Orang pertama yang berobat kepadanya adalah Hardjosasmito, yang di kemudian hari dianggap sebagai pendahulu dari orang-orang yang menuntut wewarah (ajaran). Pada 5 Agustus 1981, anggotanya kemudian menggunakan nama Tri Soka untuk melestarikan ajaran yang diberikan oleh Ki Rambat dan Hardjosasmito. Para anggota organisasi ini memiliki berbagai cara dalam menghayati kepercayaannya, baik menyangkut hubungan pribadi dengan Tuhan, diri sendiri, sesama manusia, dan alam semesta.
Asal-usul
[sunting | sunting sumber]Ajaran organisasi ini berawal dari kiprah Ki Rambat yang sering memberikan pengobatan kepada masyarakat di rumahnya yang berada di Kapanéwon Kasihan. Selain memberikan pengobatan, dia juga sering kali bertapa di puncak Gunung Sempu dan bukit yang berada di Pedukuhan Parangrejo. Hal tersebut dilakukannya untuk mencari petunjuk alam agar dapat dipertemukan dengan seorang yang akan menjadi "orang tua" sejatinya.[1]
Pada 22 Maret 1934, dia memperoleh petunjuk bekal perjalanan hidup ketika melakukan laku spiritual, yaitu kewajiban untuk menyayangi sesama manusia. Malam berikutnya, dia mendapatkan kembali petunjuk yang maknanya dapat ditafsirkan jika kehidupan alam semesta tidak dapat dipisahkan dari adanya matahari, bulan, dan bintang atau disebut dengan surya kartika candra. Kehidupan manusia juga tidak dapat dilepaskan dari permasalahan ngolah rasa, kautaman, lan kasucian (mengolah rohani, keutamaan, dan kesucian). Terakhir, pada 25 Maret 2934, dia menerima tuntutan untuk menjaga ketenangan dan ketenteraman karena kehidupan manusia dapat terbina dengan dasar tresna, welas asih, lan eman (cinta, belas kasih, dan dan sayang). Selain itu, manusia seharusnya juga dapat memahami arti kodrat pesthi (hukum alam).[1]

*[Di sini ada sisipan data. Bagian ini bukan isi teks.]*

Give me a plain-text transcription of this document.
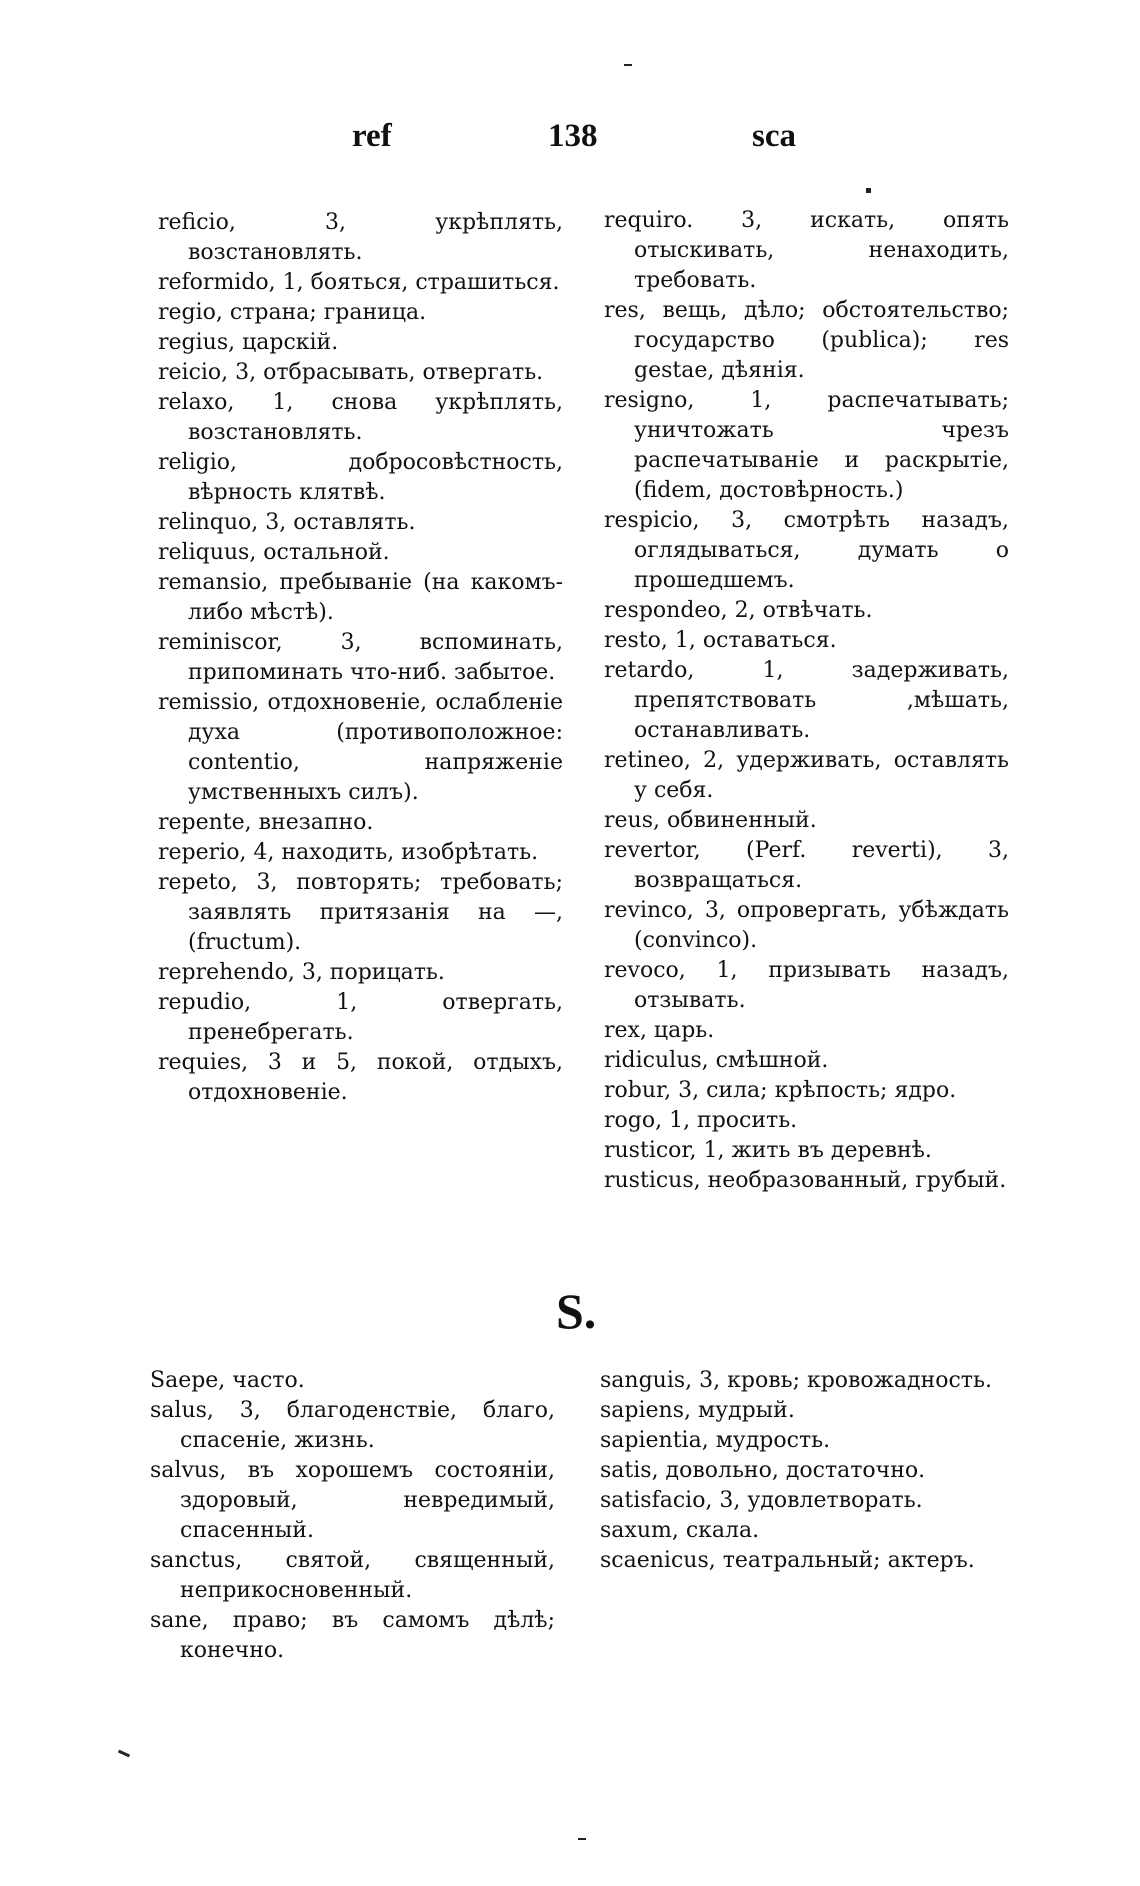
ref	138	sca
reficio, 3, укрѣплять, возстановлять.
reformido, 1, бояться, страшиться.
regio, страна; граница.
regius, царскій.
reicio, 3, отбрасывать, отвергать.
relaxo, 1, снова укрѣплять, возстановлять.
religio, добросовѣстность, вѣрность клятвѣ.
relinquo, 3, оставлять.
reliquus, остальной.
remansio, пребываніе (на какомъ-либо мѣстѣ).
reminiscor, 3, вспоминать, припоминать что-ниб. забытое.
remissio, отдохновеніе, ослабленіе духа (противоположное: contentio, напряженіе умственныхъ силъ).
repente, внезапно.
reperio, 4, находить, изобрѣтать.
repeto, 3, повторять; требовать; заявлять притязанія на —, (fructum).
reprehendo, 3, порицать.
repudio, 1, отвергать, пренебрегать.
requies, 3 и 5, покой, отдыхъ, отдохновеніе.
requiro. 3, искать, опять отыскивать, ненаходить, требовать.
res, вещь, дѣло; обстоятельство; государство (publica); res gestae, дѣянія.
resigno, 1, распечатывать; уничтожать чрезъ распечатываніе и раскрытіе, (fidem, достовѣрность.)
respicio, 3, смотрѣть назадъ, оглядываться, думать о прошедшемъ.
respondeo, 2, отвѣчать.
resto, 1, оставаться.
retardo, 1, задерживать, препятствовать ,мѣшать, останавливать.
retineo, 2, удерживать, оставлять у себя.
reus, обвиненный.
revertor, (Perf. reverti), 3, возвращаться.
revinco, 3, опровергать, убѣждать (convinco).
revoco, 1, призывать назадъ, отзывать.
rex, царь.
ridiculus, смѣшной.
robur, 3, сила; крѣпость; ядро.
rogo, 1, просить.
rusticor, 1, жить въ деревнѣ.
rusticus, необразованный, грубый.
S.
Saepe, часто.
salus, 3, благоденствіе, благо, спасеніе, жизнь.
salvus, въ хорошемъ состояніи, здоровый, невредимый, спасенный.
sanctus, святой, священный, неприкосновенный.
sane, право; въ самомъ дѣлѣ; конечно.
sanguis, 3, кровь; кровожадность.
sapiens, мудрый.
sapientia, мудрость.
satis, довольно, достаточно.
satisfacio, 3, удовлетворать.
saxum, скала.
scaenicus, театральный; актеръ.
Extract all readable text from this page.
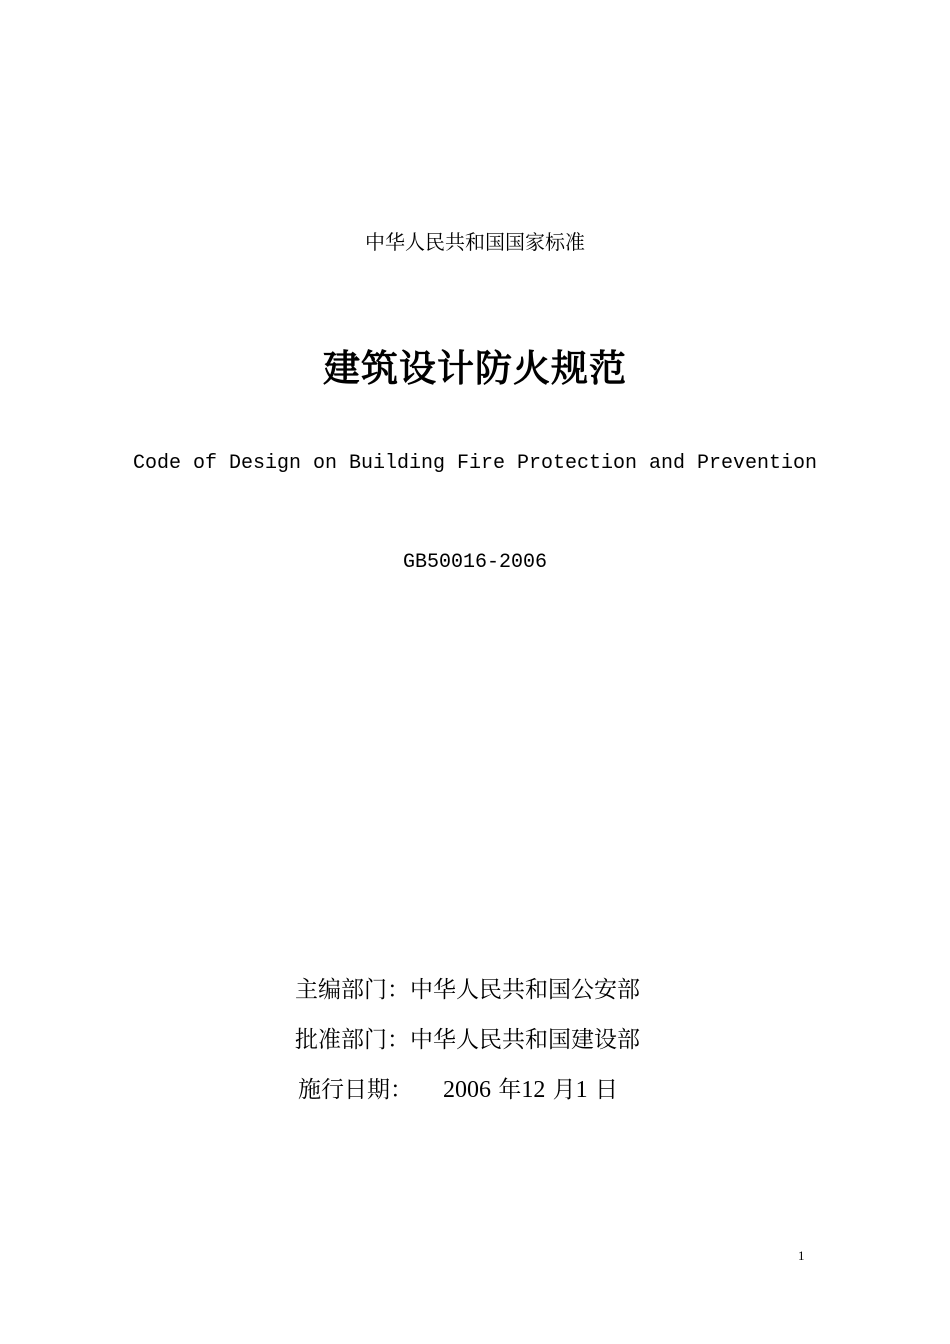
中华人民共和国国家标准
建筑设计防火规范
Code of Design on Building Fire Protection and Prevention
GB50016-2006
主编部门：中华人民共和国公安部
批准部门：中华人民共和国建设部
施行日期： 2006 年12 月1 日
1
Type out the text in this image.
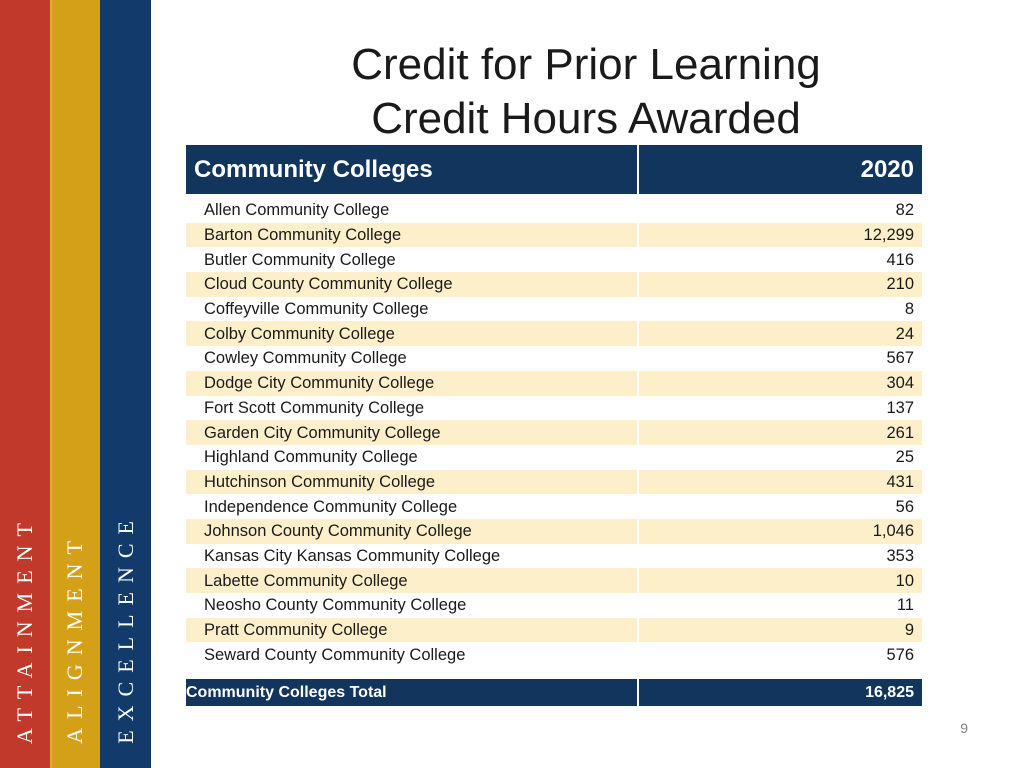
ATTAINMENT ALIGNMENT EXCELLENCE
Credit for Prior Learning
Credit Hours Awarded
Community Colleges	2020
Allen Community College	82
Barton Community College	12,299
Butler Community College	416
Cloud County Community College	210
Coffeyville Community College	8
Colby Community College	24
Cowley Community College	567
Dodge City Community College	304
Fort Scott Community College	137
Garden City Community College	261
Highland Community College	25
Hutchinson Community College	431
Independence Community College	56
Johnson County Community College	1,046
Kansas City Kansas Community College	353
Labette Community College	10
Neosho County Community College	11
Pratt Community College	9
Seward County Community College	576

Community Colleges Total	16,825
9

Ketika memberikan pengobatan, orang pertama yang datang kepadanya adalah Hardjosasmito yang berasal dari Brontokusuman. Dia meminta pertolongan agar disembuhkan dari suatu penyakit[a] yang telah lama dideritanya.[2] Lama-kelamaan, penyakit itu akhirnya dapat disembuhkan dan dia semakin sering datang ke rumah Ki Rambat untuk meminta penjelasan mengenai ajarannya. Kedatangannya selanjutnya lantas disertai dengan istri, kerabat, dan teman-temannya. Orang-orang tersebut di kemudian hari menganggap Hardjosasmito sebagai pendahulu dari orang-orang yang menuntut ilmu ajaran Tri Soka.[3]
Sejak 1959, para anggotanya mengatur pertemuan di rumah Hardjosasmito setiap hari Sabtu Pon mulai pukul 20.00–24.00 WIB, dikarenakan jumlahnya semakin bertambah. Saat itu, Hardjosasmito bertindak sebagai pemberi wewarah dan perkumpulan itu belum berbentuk organisasi. Para anggotanya pun belum memiliki ikatan tanggung jawab, hak, dan kewajiban.[3]
Pada 1966, Hardjosasmito meninggal dunia dan perkumpulan itu berjalan sendiri sesuai dengan petunjuk yang telah diberikannya. Selanjutnya, pada Juni 1968 para anggotanya bersepakat menunjuk Martopratomo dari Parangtritis untuk memimpin perkumpulan ini. Pada 5 Agustus 1981, anggotanya kemudian mendirikan Sanggar Pasar Anyar Katimuruh yang berada di Pedukuhan Parangrejo dan menggunakan nama Tri Soka untuk melestarikan ajaran yang diberikan oleh Ki Rambat dan Hardjosasmito. Tanggal tersebut ditetapkan secara resmi sebagai pendirian organisasi tersebut.[3]
Susunan anggota
[sunting | sunting sumber]Organisasi ini tercatat di Sistem Informasi Kepercayaan terhadap Tuhan YME dan Masyarakat Adat dengan nomor inventaris I.253/F3/N.1.1/1984 Keputusan Kementerian Hukum dan HAM No. AHU-0003373.AH.01.07 Tahun 2021.[4][5] Berdasarkan catatan dari Direktur Kepercayaan terhadap Tuhan Yang Maha Esa tahun 2010, anggota organisasi ini berjumlah 95 orang. Namun demikian, tidak sedikit yang menyatakan sebagai warga simpatisan dengan ketentuan tidak terikat oleh peraturan organisasi. Sementara itu, mereka yang terikat oleh peraturan merasa memiliki ikatan batin dan rasa kebersamaan, sehingga satu sama lain tetap terjalin rasa persatuan dan kebersamaan dengan semangat satu wadah, keyakinan, dan pembimbing.[6]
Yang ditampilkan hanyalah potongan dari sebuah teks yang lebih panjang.